Sekian puluh tahun setelah pemberian gelar
pahlawan kepada seorang perempuan bernama Raden Ajeng Kartini. Entah mengapa
akhir-akhir ini banyak yang
mempermasalahkan gelar kepahlawanannya. Beberapa orang mengatakan ; bagaimana
mungkin karena tulisan curhatnya, seorang perempuan tiba-tiba bisa menjadi pahlawan? Padahal saya
yakin, pada waktu menulis surat-surat kepada teman Belanda-nya, RA Kartini
tidak pernah bermaksud agar nantinya dia bisa diberi gelar pahlawan...
Bahkan beberapa status, tweet, maupun tulisan di dunia maya
membandingkannya dengan kiprah Rohana Kudus, Cut Nya Dien, Dewi Sartika, atau
seorang perempuan penulis dari Sulawesi era tahun 1800-an (maaf, saya lupa
namanya).
Menurut hemat saya,
membaca surat-surat Kartini idealnya adalah dengan mendalami dan
memahami kondisi psikologi dan lingkungan sosial beliau dalam tatanan
masyarakat ningrat Jawa pada masa itu. Jika kita bisa 'masuk' kedalam ranah
itu, barulah kita mengerti bahwa buah kata Kartini dalam surat-suratnya kepada
Nyonya Abendanon adalah suatu pemikiran yang sangat maju (kalau tidak bisa
dikatakan sebagai pemberontakan) untuk perempuan pada masa dan dalam lingkungan itu.
Mohon maaf, dan bukan karena ikatan
primodial, jika saya yang kebetulan seorang Jawa bisa memahami kegelisahan dan
kekecewaan Kartini pada tatanan sosial perempuan Jawa dimasa itu. Termasuk
dengan keputusannya untuk menolak beasiswa ke Eropa dan memilih menjadi istri
kesekian dari seorang Bupati setengah baya. Bukankah dipandang dari sisi lain,
keputusannya itu adalah wujud dari sikapnya sebagai seorang muslimah? Sekali
lagi, mohon maaf jika penalaran saya keliru.
Saya pikir, mungkin buah pemikiran yang
maju untuk jamannya itu yang menjadi dasar pemberian gelar pahlawan baginya.
Bukan disebabkan oleh pemerintah RI, yang kebetulan, berada di tanah Jawa
dengan segala dampak, efek dan implikasinya.
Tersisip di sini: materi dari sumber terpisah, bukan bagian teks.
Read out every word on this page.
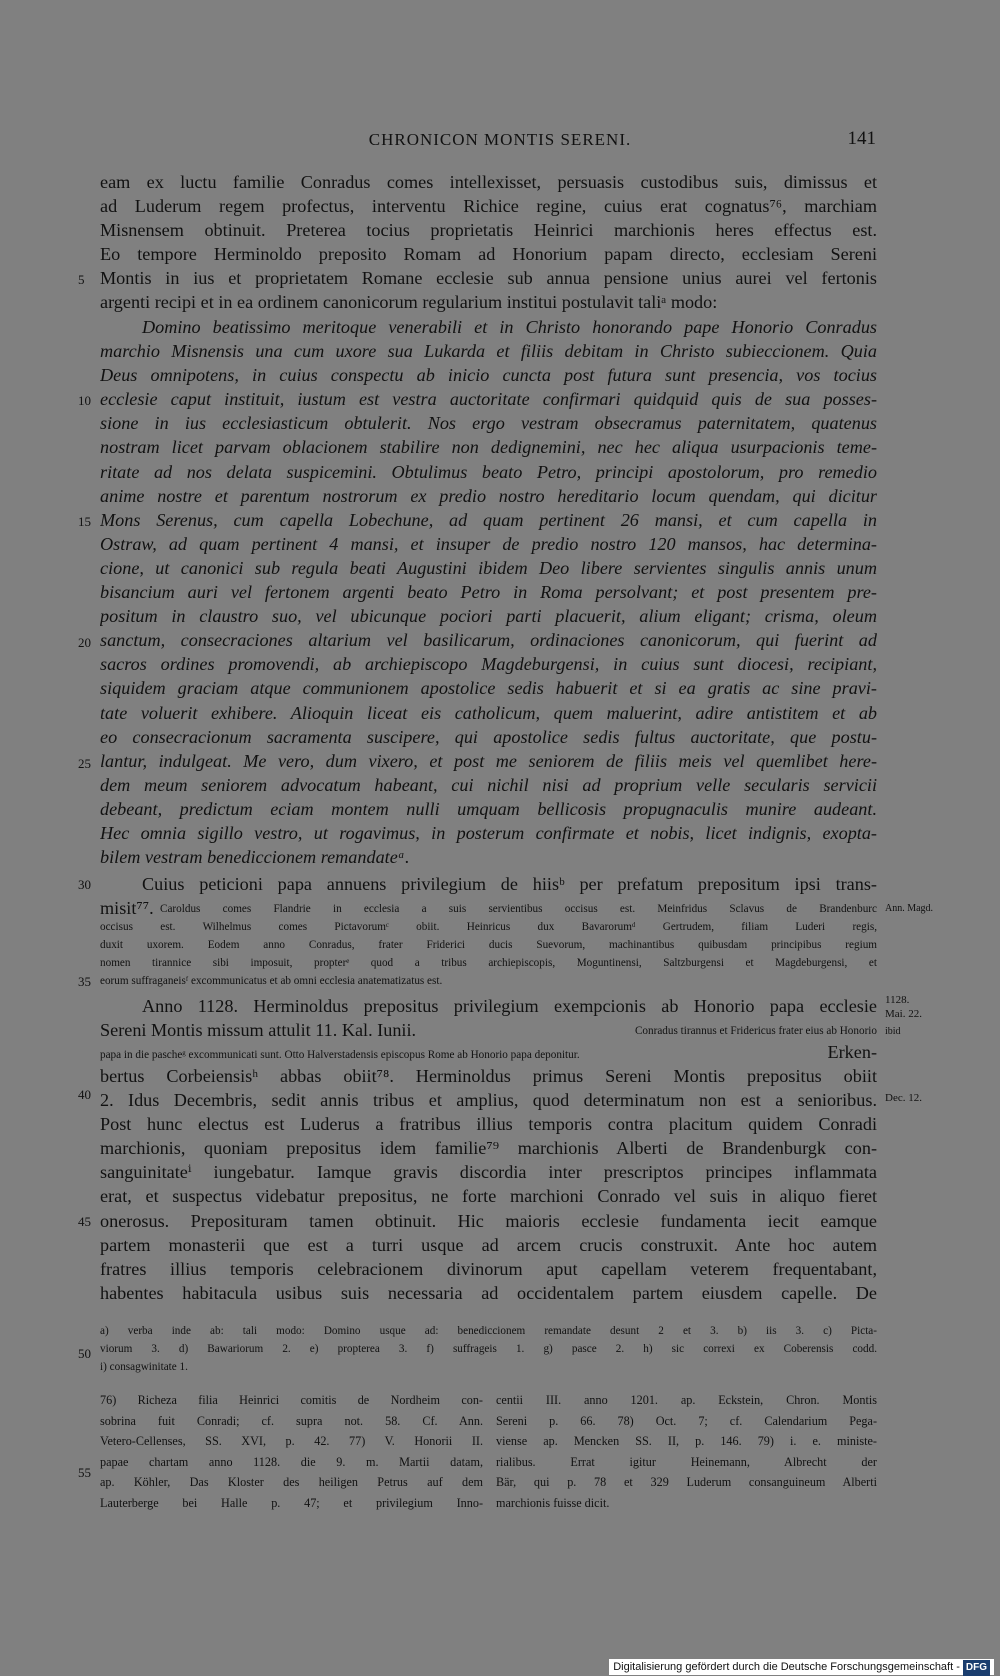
CHRONICON MONTIS SERENI.	141
5
10
15
20
25
30
35
40
45
50
55
eam ex luctu familie Conradus comes intellexisset, persuasis custodibus suis, dimissus et
ad Luderum regem profectus, interventu Richice regine, cuius erat cognatus⁷⁶, marchiam
Misnensem obtinuit. Preterea tocius proprietatis Heinrici marchionis heres effectus est.
Eo tempore Herminoldo preposito Romam ad Honorium papam directo, ecclesiam Sereni
Montis in ius et proprietatem Romane ecclesie sub annua pensione unius aurei vel fertonis
argenti recipi et in ea ordinem canonicorum regularium institui postulavit taliᵃ modo:
Domino beatissimo meritoque venerabili et in Christo honorando pape Honorio Conradus
marchio Misnensis una cum uxore sua Lukarda et filiis debitam in Christo subieccionem. Quia
Deus omnipotens, in cuius conspectu ab inicio cuncta post futura sunt presencia, vos tocius
ecclesie caput instituit, iustum est vestra auctoritate confirmari quidquid quis de sua posses-
sione in ius ecclesiasticum obtulerit. Nos ergo vestram obsecramus paternitatem, quatenus
nostram licet parvam oblacionem stabilire non dedignemini, nec hec aliqua usurpacionis teme-
ritate ad nos delata suspicemini. Obtulimus beato Petro, principi apostolorum, pro remedio
anime nostre et parentum nostrorum ex predio nostro hereditario locum quendam, qui dicitur
Mons Serenus, cum capella Lobechune, ad quam pertinent 26 mansi, et cum capella in
Ostraw, ad quam pertinent 4 mansi, et insuper de predio nostro 120 mansos, hac determina-
cione, ut canonici sub regula beati Augustini ibidem Deo libere servientes singulis annis unum
bisancium auri vel fertonem argenti beato Petro in Roma persolvant; et post presentem pre-
positum in claustro suo, vel ubicunque pociori parti placuerit, alium eligant; crisma, oleum
sanctum, consecraciones altarium vel basilicarum, ordinaciones canonicorum, qui fuerint ad
sacros ordines promovendi, ab archiepiscopo Magdeburgensi, in cuius sunt diocesi, recipiant,
siquidem graciam atque communionem apostolice sedis habuerit et si ea gratis ac sine pravi-
tate voluerit exhibere. Alioquin liceat eis catholicum, quem maluerint, adire antistitem et ab
eo consecracionum sacramenta suscipere, qui apostolice sedis fultus auctoritate, que postu-
lantur, indulgeat. Me vero, dum vixero, et post me seniorem de filiis meis vel quemlibet here-
dem meum seniorem advocatum habeant, cui nichil nisi ad proprium velle secularis servicii
debeant, predictum eciam montem nulli umquam bellicosis propugnaculis munire audeant.
Hec omnia sigillo vestro, ut rogavimus, in posterum confirmate et nobis, licet indignis, exopta-
bilem vestram benediccionem remandateᵃ.
Cuius peticioni papa annuens privilegium de hiisᵇ per prefatum prepositum ipsi trans-
misit⁷⁷. Caroldus comes Flandrie in ecclesia a suis servientibus occisus est. Meinfridus Sclavus de Brandenburc
occisus est. Wilhelmus comes Pictavorumᶜ obiit. Heinricus dux Bavarorumᵈ Gertrudem, filiam Luderi regis,
duxit uxorem. Eodem anno Conradus, frater Friderici ducis Suevorum, machinantibus quibusdam principibus regium
nomen tirannice sibi imposuit, propterᵉ quod a tribus archiepiscopis, Moguntinensi, Saltzburgensi et Magdeburgensi, et
eorum suffraganeisᶠ excommunicatus et ab omni ecclesia anatematizatus est.
Anno 1128. Herminoldus prepositus privilegium exempcionis ab Honorio papa ecclesie
Sereni Montis missum attulit 11. Kal. Iunii.	Conradus tirannus et Fridericus frater eius ab Honorio
papa in die pascheᵍ excommunicati sunt. Otto Halverstadensis episcopus Rome ab Honorio papa deponitur.	Erken-
bertus Corbeiensisʰ abbas obiit⁷⁸. Herminoldus primus Sereni Montis prepositus obiit
2. Idus Decembris, sedit annis tribus et amplius, quod determinatum non est a senioribus.
Post hunc electus est Luderus a fratribus illius temporis contra placitum quidem Conradi
marchionis, quoniam prepositus idem familie⁷⁹ marchionis Alberti de Brandenburgk con-
sanguinitateⁱ iungebatur. Iamque gravis discordia inter prescriptos principes inflammata
erat, et suspectus videbatur prepositus, ne forte marchioni Conrado vel suis in aliquo fieret
onerosus. Preposituram tamen obtinuit. Hic maioris ecclesie fundamenta iecit eamque
partem monasterii que est a turri usque ad arcem crucis construxit. Ante hoc autem
fratres illius temporis celebracionem divinorum aput capellam veterem frequentabant,
habentes habitacula usibus suis necessaria ad occidentalem partem eiusdem capelle. De
Ann. Magd.
1128.
Mai. 22.
ibid
Dec. 12.
a) verba inde ab: tali modo: Domino usque ad: benediccionem remandate desunt 2 et 3. b) iis 3. c) Picta-
viorum 3. d) Bawariorum 2. e) propterea 3. f) suffrageis 1. g) pasce 2. h) sic correxi ex Coberensis codd.
i) consagwinitate 1.
76) Richeza filia Heinrici comitis de Nordheim con-
sobrina fuit Conradi; cf. supra not. 58. Cf. Ann.
Vetero-Cellenses, SS. XVI, p. 42. 77) V. Honorii II.
papae chartam anno 1128. die 9. m. Martii datam,
ap. Köhler, Das Kloster des heiligen Petrus auf dem
Lauterberge bei Halle p. 47; et privilegium Inno-
centii III. anno 1201. ap. Eckstein, Chron. Montis
Sereni p. 66. 78) Oct. 7; cf. Calendarium Pega-
viense ap. Mencken SS. II, p. 146. 79) i. e. ministe-
rialibus. Errat igitur Heinemann, Albrecht der
Bär, qui p. 78 et 329 Luderum consanguineum Alberti
marchionis fuisse dicit.
Digitalisierung gefördert durch die Deutsche Forschungsgemeinschaft - DFG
Tanpa bermaksud mengecilkan yang lain. Menurut hemat saya,
Kartini tidak bisa dibandingkan secara 'apple to apple' - misalnya - dengan Rohana Kudus. Yang pada masa yang hampir
bersamaan (atau bahkan lebih dulu?) dengan Kartini telah menerbitkan surat
kabar di Sumatra Barat dan menjadi pemimpin Syarikat Perempuan di daerahnya.
Tentu saja, menurut pemikiran saya, hal itu bisa dan sangat mungkin terjadi
terkait dengan posisi perempuan Minang yang memang berbudaya matrilineal dan
punya peran sentral sebagai "Bundo Kanduang". Jelas kondisi
psikologis bunda Rohana Kudus berbeda dengan Kartini sebagai perempuan Jawa
yang hidup di abad-19 dalam budaya patriarki yang sangat kental, dimana perempuan
seringkali hanya dianggap sebagai "kanca wingking".
Mungkin benar kata seorang teman dunia maya
saya dalam tulisan di blog-nya *). Bahwa pergeseran citra Kartini yang ditandai
dengan perdebatan mengenai status kepahlawanannya ini sebagian besar disebabkan
oleh dangkalnya kaum perempuan dalam memaknai hari kelahiran Kartini berikut
gelar pahlawannya.
Lomba berkebaya, lomba memasang konde,
lomba lari dengan high heel. Bahkan kontes miss-miss dan putri ini-itu pun
membawa-bawa nama Kartini. Seringkali saya merasa gerah dan begah dengan
penyebutan nama Kartini untuk event-event seperti itu.... Jadi kapan para
perempuan bisa memberi makna yang lebih dalam terhadap kiprah dan gelar
pahlawan perempuan ya?
Pondok Gede - 23042013
*)
Terima kasih untuk Dinda Nuurannisaa Yura dan blog-nya.